One reason to keep abortion legal and accessible

Posted in Feminism, Law, Medicine, Reproduction at 7:05 pm by The Lizard Queen

This morning I came across this BBC News article (via Feministing) about illegal abortions in Ghana. A few excerpts follow.

Both abortion and contraception are frowned upon and children are seen as precious.

Sound familiar?

But Gloria [a 22-year-old woman who lives in a village in eastern Ghana] does not want children yet–she wants to continue her schooling.

This is a situation in which plenty of women in the United States find themselves. Education and having children are not necessarily mutually exclusive here, but it’s certainly a difficult combination, and I suspect it would be significantly more difficult, if not impossible, to combine the two in a developing country. Furthermore, education can have a profound effect on the quality of life for women and their children, so, to me, waiting until one’s schooling is complete to have children makes sense–even if that means turning to abortion, as Gloria did:

So, with the help of a friend she resorted to self-abortion. But it all went badly wrong.

“The first method I used were the leaves of the bush plant mixed with kawa, a local stone,” she told BBC Radio 4’s Crossing Continents.

“We ground them together and inserted it into the uterus.”

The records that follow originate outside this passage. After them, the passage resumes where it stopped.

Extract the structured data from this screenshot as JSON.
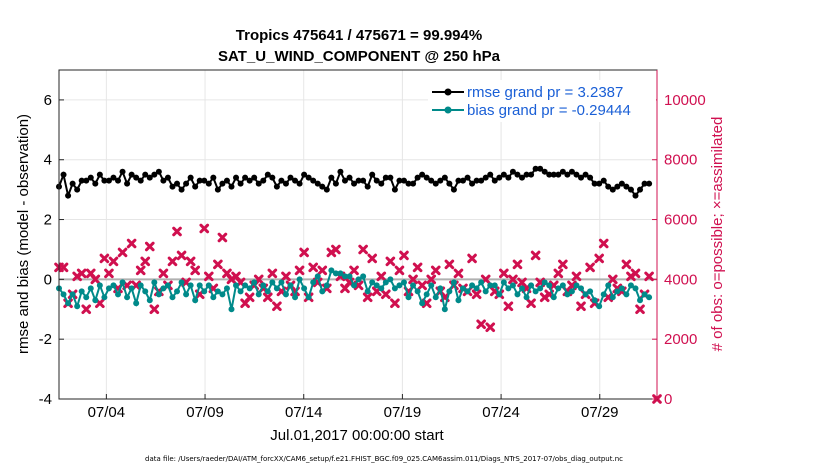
{
  "chart_data": {
    "type": "line",
    "title_line1": "Tropics 475641 / 475671 = 99.994%",
    "title_line2": "SAT_U_WIND_COMPONENT @ 250 hPa",
    "ylabel_left": "rmse and bias (model - observation)",
    "ylabel_right": "# of obs: o=possible; ×=assimilated",
    "xlabel": "Jul.01,2017 00:00:00 start",
    "footer": "data file: /Users/raeder/DAI/ATM_forcXX/CAM6_setup/f.e21.FHIST_BGC.f09_025.CAM6assim.011/Diags_NTrS_2017-07/obs_diag_output.nc",
    "xlim": [
      1.6,
      31.9
    ],
    "ylim_left": [
      -4,
      7
    ],
    "ylim_right": [
      0,
      11000
    ],
    "yticks_left": [
      -4,
      -2,
      0,
      2,
      4,
      6
    ],
    "yticks_right": [
      0,
      2000,
      4000,
      6000,
      8000,
      10000
    ],
    "xticks": [
      {
        "value": 4,
        "label": "07/04"
      },
      {
        "value": 9,
        "label": "07/09"
      },
      {
        "value": 14,
        "label": "07/14"
      },
      {
        "value": 19,
        "label": "07/19"
      },
      {
        "value": 24,
        "label": "07/24"
      },
      {
        "value": 29,
        "label": "07/29"
      }
    ],
    "grid": true,
    "legend_position": "top-right",
    "series": [
      {
        "name": "rmse grand pr = 3.2387",
        "axis": "left",
        "color": "#000000",
        "marker": "circle",
        "x": [
          1.6,
          1.83,
          2.06,
          2.29,
          2.52,
          2.75,
          2.98,
          3.21,
          3.44,
          3.67,
          3.9,
          4.13,
          4.36,
          4.59,
          4.82,
          5.05,
          5.28,
          5.51,
          5.74,
          5.97,
          6.2,
          6.43,
          6.66,
          6.89,
          7.12,
          7.35,
          7.58,
          7.81,
          8.04,
          8.27,
          8.5,
          8.73,
          8.96,
          9.19,
          9.42,
          9.65,
          9.88,
          10.11,
          10.34,
          10.57,
          10.8,
          11.03,
          11.26,
          11.49,
          11.72,
          11.95,
          12.18,
          12.41,
          12.64,
          12.87,
          13.1,
          13.33,
          13.56,
          13.79,
          14.02,
          14.25,
          14.48,
          14.71,
          14.94,
          15.17,
          15.4,
          15.63,
          15.86,
          16.09,
          16.32,
          16.55,
          16.78,
          17.01,
          17.24,
          17.47,
          17.7,
          17.93,
          18.16,
          18.39,
          18.62,
          18.85,
          19.08,
          19.31,
          19.54,
          19.77,
          20.0,
          20.23,
          20.46,
          20.69,
          20.92,
          21.15,
          21.38,
          21.61,
          21.84,
          22.07,
          22.3,
          22.53,
          22.76,
          22.99,
          23.22,
          23.45,
          23.68,
          23.91,
          24.14,
          24.37,
          24.6,
          24.83,
          25.06,
          25.29,
          25.52,
          25.75,
          25.98,
          26.21,
          26.44,
          26.67,
          26.9,
          27.13,
          27.36,
          27.59,
          27.82,
          28.05,
          28.28,
          28.51,
          28.74,
          28.97,
          29.2,
          29.43,
          29.66,
          29.89,
          30.12,
          30.35,
          30.58,
          30.81,
          31.04,
          31.27,
          31.5
        ],
        "values": [
          3.1,
          3.5,
          2.8,
          3.2,
          3.0,
          3.3,
          3.3,
          3.4,
          3.2,
          3.5,
          3.3,
          3.3,
          3.4,
          3.3,
          3.6,
          3.2,
          3.5,
          3.4,
          3.3,
          3.5,
          3.4,
          3.5,
          3.6,
          3.3,
          3.4,
          3.1,
          3.2,
          3.0,
          3.2,
          3.4,
          3.1,
          3.3,
          3.3,
          3.2,
          3.4,
          3.0,
          3.2,
          3.3,
          3.1,
          3.4,
          3.2,
          3.4,
          3.3,
          3.4,
          3.2,
          3.3,
          3.5,
          3.4,
          3.1,
          3.3,
          3.2,
          3.4,
          3.3,
          3.2,
          3.5,
          3.4,
          3.3,
          3.2,
          3.1,
          3.0,
          3.4,
          3.2,
          3.6,
          3.3,
          3.4,
          3.2,
          3.3,
          3.3,
          3.1,
          3.5,
          3.3,
          3.2,
          3.4,
          3.4,
          3.0,
          3.3,
          3.3,
          3.2,
          3.2,
          3.4,
          3.5,
          3.4,
          3.3,
          3.2,
          3.3,
          3.4,
          3.2,
          3.0,
          3.3,
          3.3,
          3.4,
          3.2,
          3.3,
          3.3,
          3.4,
          3.5,
          3.3,
          3.4,
          3.5,
          3.4,
          3.6,
          3.5,
          3.4,
          3.5,
          3.5,
          3.7,
          3.7,
          3.6,
          3.5,
          3.5,
          3.5,
          3.6,
          3.5,
          3.6,
          3.5,
          3.4,
          3.5,
          3.4,
          3.2,
          3.2,
          3.3,
          3.1,
          3.0,
          3.1,
          3.2,
          3.1,
          3.0,
          2.8,
          3.0,
          3.2,
          3.2
        ]
      },
      {
        "name": "bias grand pr = -0.29444",
        "axis": "left",
        "color": "#008a8a",
        "marker": "circle",
        "x": [
          1.6,
          1.83,
          2.06,
          2.29,
          2.52,
          2.75,
          2.98,
          3.21,
          3.44,
          3.67,
          3.9,
          4.13,
          4.36,
          4.59,
          4.82,
          5.05,
          5.28,
          5.51,
          5.74,
          5.97,
          6.2,
          6.43,
          6.66,
          6.89,
          7.12,
          7.35,
          7.58,
          7.81,
          8.04,
          8.27,
          8.5,
          8.73,
          8.96,
          9.19,
          9.42,
          9.65,
          9.88,
          10.11,
          10.34,
          10.57,
          10.8,
          11.03,
          11.26,
          11.49,
          11.72,
          11.95,
          12.18,
          12.41,
          12.64,
          12.87,
          13.1,
          13.33,
          13.56,
          13.79,
          14.02,
          14.25,
          14.48,
          14.71,
          14.94,
          15.17,
          15.4,
          15.63,
          15.86,
          16.09,
          16.32,
          16.55,
          16.78,
          17.01,
          17.24,
          17.47,
          17.7,
          17.93,
          18.16,
          18.39,
          18.62,
          18.85,
          19.08,
          19.31,
          19.54,
          19.77,
          20.0,
          20.23,
          20.46,
          20.69,
          20.92,
          21.15,
          21.38,
          21.61,
          21.84,
          22.07,
          22.3,
          22.53,
          22.76,
          22.99,
          23.22,
          23.45,
          23.68,
          23.91,
          24.14,
          24.37,
          24.6,
          24.83,
          25.06,
          25.29,
          25.52,
          25.75,
          25.98,
          26.21,
          26.44,
          26.67,
          26.9,
          27.13,
          27.36,
          27.59,
          27.82,
          28.05,
          28.28,
          28.51,
          28.74,
          28.97,
          29.2,
          29.43,
          29.66,
          29.89,
          30.12,
          30.35,
          30.58,
          30.81,
          31.04,
          31.27,
          31.5
        ],
        "values": [
          -0.3,
          -0.5,
          -0.8,
          -0.5,
          -0.9,
          -0.4,
          -0.6,
          -0.3,
          -0.7,
          -0.2,
          -0.6,
          -0.3,
          -0.2,
          -0.5,
          -0.1,
          -0.6,
          -0.3,
          -0.8,
          -0.2,
          -0.4,
          -0.7,
          -0.1,
          -0.5,
          -0.3,
          -0.2,
          -0.6,
          -0.4,
          -0.1,
          -0.5,
          -0.2,
          -0.7,
          -0.2,
          -0.4,
          -0.2,
          -0.6,
          -0.4,
          -0.5,
          -0.3,
          -1.0,
          -0.2,
          -0.4,
          -0.2,
          -0.3,
          -0.1,
          -0.5,
          -0.2,
          -0.4,
          -0.1,
          -0.3,
          -0.1,
          -0.5,
          -0.2,
          -0.6,
          0.0,
          -0.3,
          -0.6,
          -0.1,
          0.1,
          -0.4,
          -0.2,
          0.3,
          0.2,
          0.2,
          0.1,
          0.1,
          -0.2,
          0.0,
          0.1,
          -0.4,
          -0.1,
          -0.2,
          -0.3,
          -0.1,
          0.0,
          -0.3,
          -0.2,
          -0.1,
          -0.6,
          -0.2,
          -0.4,
          -0.8,
          -0.5,
          -0.2,
          -0.6,
          -0.3,
          -1.0,
          -0.4,
          -0.1,
          -0.7,
          -0.3,
          -0.4,
          -0.2,
          -0.3,
          -0.1,
          -0.4,
          -0.2,
          -0.2,
          -0.5,
          -0.1,
          -0.3,
          -0.2,
          -0.5,
          -0.3,
          -0.6,
          -0.2,
          -0.4,
          -0.3,
          -0.1,
          -0.2,
          -0.6,
          -0.3,
          -0.2,
          -0.5,
          -0.4,
          -0.2,
          -0.3,
          -0.5,
          -0.4,
          -0.7,
          -0.9,
          -0.5,
          -0.2,
          -0.6,
          -0.4,
          -0.3,
          -0.5,
          -0.2,
          -0.3,
          -0.7,
          -0.5,
          -0.6
        ]
      },
      {
        "name": "# of obs assimilated",
        "axis": "right",
        "color": "#d0104f",
        "marker": "cross",
        "x": [
          1.6,
          1.83,
          2.06,
          2.29,
          2.52,
          2.75,
          2.98,
          3.21,
          3.44,
          3.67,
          3.9,
          4.13,
          4.36,
          4.59,
          4.82,
          5.05,
          5.28,
          5.51,
          5.74,
          5.97,
          6.2,
          6.43,
          6.66,
          6.89,
          7.12,
          7.35,
          7.58,
          7.81,
          8.04,
          8.27,
          8.5,
          8.73,
          8.96,
          9.19,
          9.42,
          9.65,
          9.88,
          10.11,
          10.34,
          10.57,
          10.8,
          11.03,
          11.26,
          11.49,
          11.72,
          11.95,
          12.18,
          12.41,
          12.64,
          12.87,
          13.1,
          13.33,
          13.56,
          13.79,
          14.02,
          14.25,
          14.48,
          14.71,
          14.94,
          15.17,
          15.4,
          15.63,
          15.86,
          16.09,
          16.32,
          16.55,
          16.78,
          17.01,
          17.24,
          17.47,
          17.7,
          17.93,
          18.16,
          18.39,
          18.62,
          18.85,
          19.08,
          19.31,
          19.54,
          19.77,
          20.0,
          20.23,
          20.46,
          20.69,
          20.92,
          21.15,
          21.38,
          21.61,
          21.84,
          22.07,
          22.3,
          22.53,
          22.76,
          22.99,
          23.22,
          23.45,
          23.68,
          23.91,
          24.14,
          24.37,
          24.6,
          24.83,
          25.06,
          25.29,
          25.52,
          25.75,
          25.98,
          26.21,
          26.44,
          26.67,
          26.9,
          27.13,
          27.36,
          27.59,
          27.82,
          28.05,
          28.28,
          28.51,
          28.74,
          28.97,
          29.2,
          29.43,
          29.66,
          29.89,
          30.12,
          30.35,
          30.58,
          30.81,
          31.04,
          31.27,
          31.5,
          31.9
        ],
        "values": [
          4400,
          4400,
          3200,
          3500,
          4100,
          4200,
          3000,
          4200,
          4000,
          3200,
          4700,
          4200,
          4600,
          3700,
          4900,
          3800,
          5200,
          3800,
          4300,
          4600,
          5100,
          3000,
          3600,
          4200,
          3800,
          4600,
          5600,
          4800,
          3900,
          4600,
          4300,
          3500,
          5700,
          4100,
          3700,
          4500,
          5400,
          4200,
          4000,
          4100,
          3900,
          3200,
          3400,
          3800,
          4000,
          3700,
          3400,
          4200,
          3100,
          3600,
          4100,
          3800,
          3600,
          4300,
          4900,
          3400,
          4400,
          3900,
          4300,
          3700,
          4900,
          5000,
          4100,
          3700,
          3900,
          4300,
          3800,
          5000,
          3400,
          4700,
          3600,
          4100,
          3500,
          4600,
          3200,
          4300,
          4800,
          3600,
          4000,
          4400,
          3800,
          3200,
          4000,
          4300,
          3600,
          3400,
          4500,
          3800,
          4200,
          3700,
          3600,
          4700,
          3500,
          2500,
          4000,
          2400,
          3600,
          3500,
          4200,
          3100,
          4000,
          4500,
          3900,
          3700,
          3200,
          4800,
          3900,
          3400,
          3500,
          3800,
          4200,
          4500,
          3600,
          3800,
          4100,
          3100,
          3500,
          4400,
          3200,
          4700,
          5200,
          3400,
          4000,
          3700,
          3600,
          4500,
          4100,
          4200,
          3000,
          3500,
          4100,
          0
        ]
      }
    ]
  }
}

But that method did not work and in a small, quavering voice, Gloria said: “Then we inserted the branch of the bush plant and the blood started coming in 15 minutes.”

Makes me think of the stories I’ve heard involving wire coat hangers…

Gloria’s second abortion was only four months ago.

First her friend gave her melted sugar with Guinness. No effect.

Then 10 paracetemol tablets ground up with local gin. Still nothing.

“Finally, we tried a broken bottle ground up with seawater and “Blue”, a washing detergent, which we soaked in a cotton cloth and inserted into my womanhood,” she confessed.

“By doing that the foetus came. I bled and bled and bled for more than five days.”

Gloria is today in constant pain and too afraid to see a doctor.

She has refused to tell even her mother, who is a midwife.

“If I informed my mother, she would tell my father and that would be the end of me,” she explained.

This is what illegal abortion looks like. But wait–there’s more:

In Africa, Ghana’s abortion law is considered relatively liberal.

Technically it is illegal but there are three broad and flexible exceptions which mean women can demand legal terminations.

They are: if she gets pregnant as a result of rape, incest or reduced mental ability; if the pregnancy poses a risk to her physical or mental health, and if the unborn child might suffer an abnormality or disease.

But that is if they know the law at all and that is a major problem.

Women and girls, doctors, quacks, the police, even judges, have all been shown to be ignorant of Ghana’s law, or have wilfully broken it knowing they will not be caught.

Certain politicians in the United States want to make abortion illegal, or at least overturn Roe v. Wade and leave the decision up to state governments (many of which would then make it illegal). They have ample reasons as to why women shouldn’t get abortions. However, the situation in Ghana illustrates what I believe is the central problem: making abortion illegal (or greatly limiting access to it) does not actually prevent abortions; it just makes them more dangerous.